Google on Wednesday unveiled Gadgets for Spreadsheets in Google Docs, allowing people to create graphical representations of data in spreadsheets and publish them on Web sites. The Google Gadgets API consists of a few simple building blocks: XML, HTML, and JavaScript. To get started, all you need is a basic understanding of HTML.
For consumers, this means they have a dozen or so new ways to look at data in their spreadsheets. Google has put up a gallery of specialty gadgets to choose from. They include gadgets to display data on a pie chart, map, time chart, funnel chart, Gantt chart, pivot table, and on a heat map if it’s geographical data. You can even create interactive charts like those used by Google Finance and for motion charts.
Gadgets will soon be coming to other apps in Google Docs and eventually search, to help people find relevant content and links, says Jonathan Rochelle, senior product manager for Google Docs.

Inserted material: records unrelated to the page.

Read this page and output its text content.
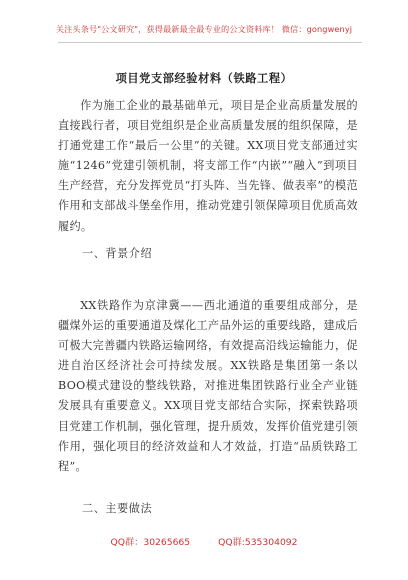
关注头条号"公文研究"，获得最新最全最专业的公文资料库！ 微信：gongwenyj
项目党支部经验材料（铁路工程）

作为施工企业的最基础单元，项目是企业高质量发展的直接践行者，项目党组织是企业高质量发展的组织保障，是打通党建工作“最后一公里”的关键。XX项目党支部通过实施“1246”党建引领机制，将支部工作“内嵌”“融入”到项目生产经营，充分发挥党员“打头阵、当先锋、做表率”的模范作用和支部战斗堡垒作用，推动党建引领保障项目优质高效履约。

一、背景介绍

XX铁路作为京津冀——西北通道的重要组成部分，是疆煤外运的重要通道及煤化工产品外运的重要线路，建成后可极大完善疆内铁路运输网络，有效提高沿线运输能力，促进自治区经济社会可持续发展。XX铁路是集团第一条以BOO模式建设的整线铁路，对推进集团铁路行业全产业链发展具有重要意义。XX项目党支部结合实际，探索铁路项目党建工作机制，强化管理，提升质效，发挥价值党建引领作用，强化项目的经济效益和人才效益，打造“品质铁路工程”。

二、主要做法
QQ群：30265665	QQ群:535304092
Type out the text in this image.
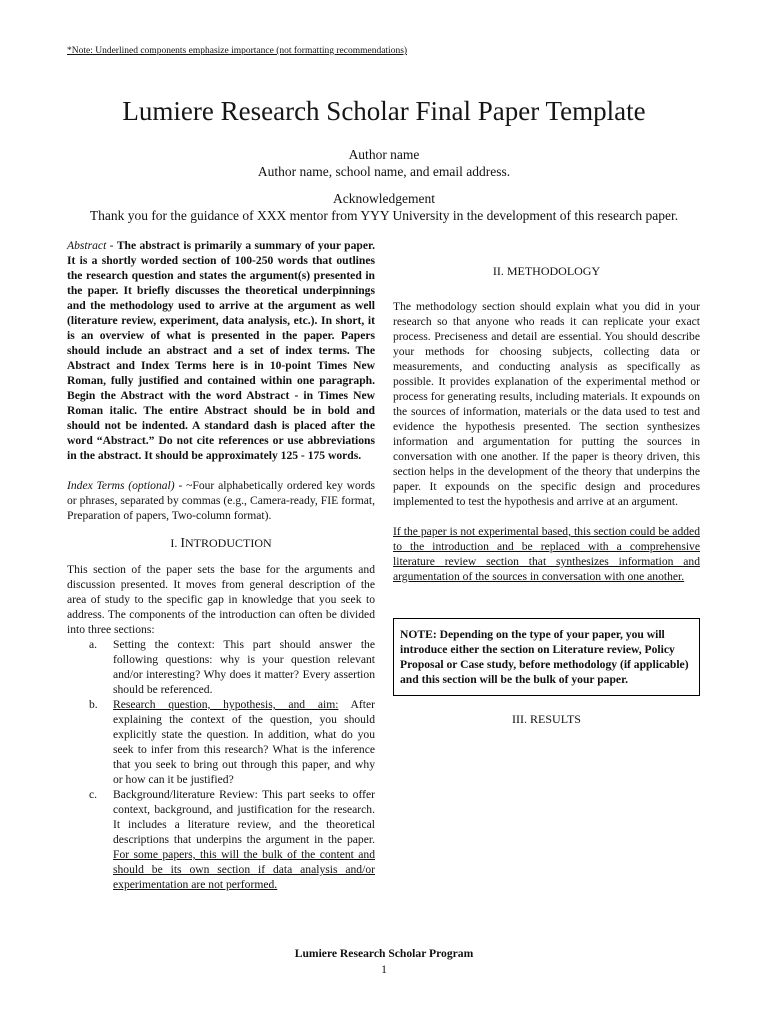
*Note: Underlined components emphasize importance (not formatting recommendations)
Lumiere Research Scholar Final Paper Template
Author name
Author name, school name, and email address.
Acknowledgement
Thank you for the guidance of XXX mentor from YYY University in the development of this research paper.

Abstract - The abstract is primarily a summary of your paper. It is a shortly worded section of 100-250 words that outlines the research question and states the argument(s) presented in the paper. It briefly discusses the theoretical underpinnings and the methodology used to arrive at the argument as well (literature review, experiment, data analysis, etc.). In short, it is an overview of what is presented in the paper. Papers should include an abstract and a set of index terms. The Abstract and Index Terms here is in 10-point Times New Roman, fully justified and contained within one paragraph. Begin the Abstract with the word Abstract - in Times New Roman italic. The entire Abstract should be in bold and should not be indented. A standard dash is placed after the word “Abstract.” Do not cite references or use abbreviations in the abstract. It should be approximately 125 - 175 words.

Index Terms (optional) - ~Four alphabetically ordered key words or phrases, separated by commas (e.g., Camera-ready, FIE format, Preparation of papers, Two-column format).

I. INTRODUCTION

This section of the paper sets the base for the arguments and discussion presented. It moves from general description of the area of study to the specific gap in knowledge that you seek to address. The components of the introduction can often be divided into three sections:

a. Setting the context: This part should answer the following questions: why is your question relevant and/or interesting? Why does it matter? Every assertion should be referenced.
b. Research question, hypothesis, and aim: After explaining the context of the question, you should explicitly state the question. In addition, what do you seek to infer from this research? What is the inference that you seek to bring out through this paper, and why or how can it be justified?
c. Background/literature Review: This part seeks to offer context, background, and justification for the research. It includes a literature review, and the theoretical descriptions that underpins the argument in the paper. For some papers, this will the bulk of the content and should be its own section if data analysis and/or experimentation are not performed.
II. METHODOLOGY

The methodology section should explain what you did in your research so that anyone who reads it can replicate your exact process. Preciseness and detail are essential. You should describe your methods for choosing subjects, collecting data or measurements, and conducting analysis as specifically as possible. It provides explanation of the experimental method or process for generating results, including materials. It expounds on the sources of information, materials or the data used to test and evidence the hypothesis presented. The section synthesizes information and argumentation for putting the sources in conversation with one another. If the paper is theory driven, this section helps in the development of the theory that underpins the paper. It expounds on the specific design and procedures implemented to test the hypothesis and arrive at an argument.

If the paper is not experimental based, this section could be added to the introduction and be replaced with a comprehensive literature review section that synthesizes information and argumentation of the sources in conversation with one another.

NOTE: Depending on the type of your paper, you will introduce either the section on Literature review, Policy Proposal or Case study, before methodology (if applicable) and this section will be the bulk of your paper.
III. RESULTS
Lumiere Research Scholar Program
1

Google has also added new features that make using Spreadsheets easier. For one, there is a notification system that will e-mail you when somebody has made a change to a spreadsheet that is being collaborated on. You can set it to alert you once a day or after each new change is made. The changes are highlighted so you can easily detect what is new.
“If I’m collecting census data and putting it into a spreadsheet, I can also make that data available to statisticians,” through the Visualization API, says Rochelle. “It doesn’t have to be in a spreadsheet form” to distribute.
Google decided to deliver a platform on which anyone, not just Google, could build the next best thing.